A computational study on the autoignition characteristics of an HCCI engine fueled with natural gas

• The fundamental mechanism of auto-ignition reactivity of HCCI fueled with natural gas was analyzed.
• The contribution matrix method for chemical kinetics was used.
• Increase of intake temperature and equivalence ratio activates the H2O2 reaction loop and H2–O2 system reactions.

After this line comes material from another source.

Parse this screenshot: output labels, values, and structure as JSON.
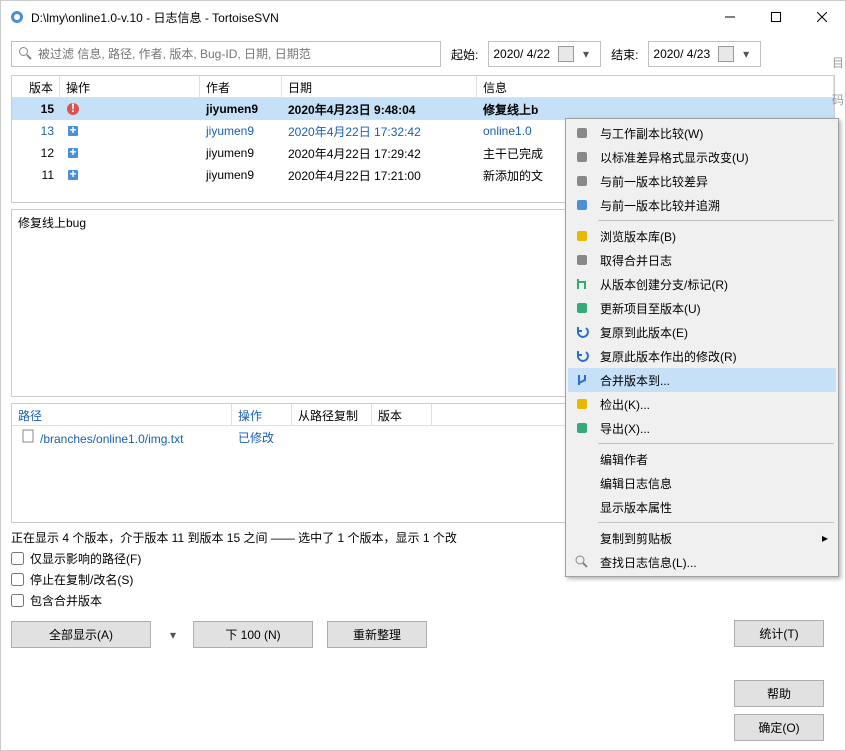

This study was conducted computationally by investigating the effects of intake temperature and equivalence ratio on an HCCI engine fueled with natural gas in order to confirm the mechanism of autoignition reactivity. The contribution matrix was used as the main method for determining elementary reactions including fuel series reactions, H2O2 loop reactions and H2–O2 system reactions. The results showed that two reactions were involved dominantly in the φ = 0.4 and Tin = 470 K condition, specifically reaction number 21 (R21) and reaction number 26 (R26). Meanwhile, there were four reactions involved in the φ = 0.5 and Tin = 430 K condition, namely reaction number 26 (R26), reaction number 111 (R111), reaction number 125 (R125) and reaction number 237 (R237). Advanced autoignition with lower combustion duration was occurred when intake air temperature was increased. The misfiring occurred at φ = 0.1 and knocking at φ = 0.7. The start temperature for the thermal ignition (TI) stage was advanced about 9° CA, and the absolute heat release rates of H2O2 loop reactions and H2–O2 system reactions were slightly increased. Delayed autoignition timings with lower combustion duration occurred due to increasing equivalence ratio. The start timing of TI stage was advanced about 2° CA with increasing of equivalence ratios.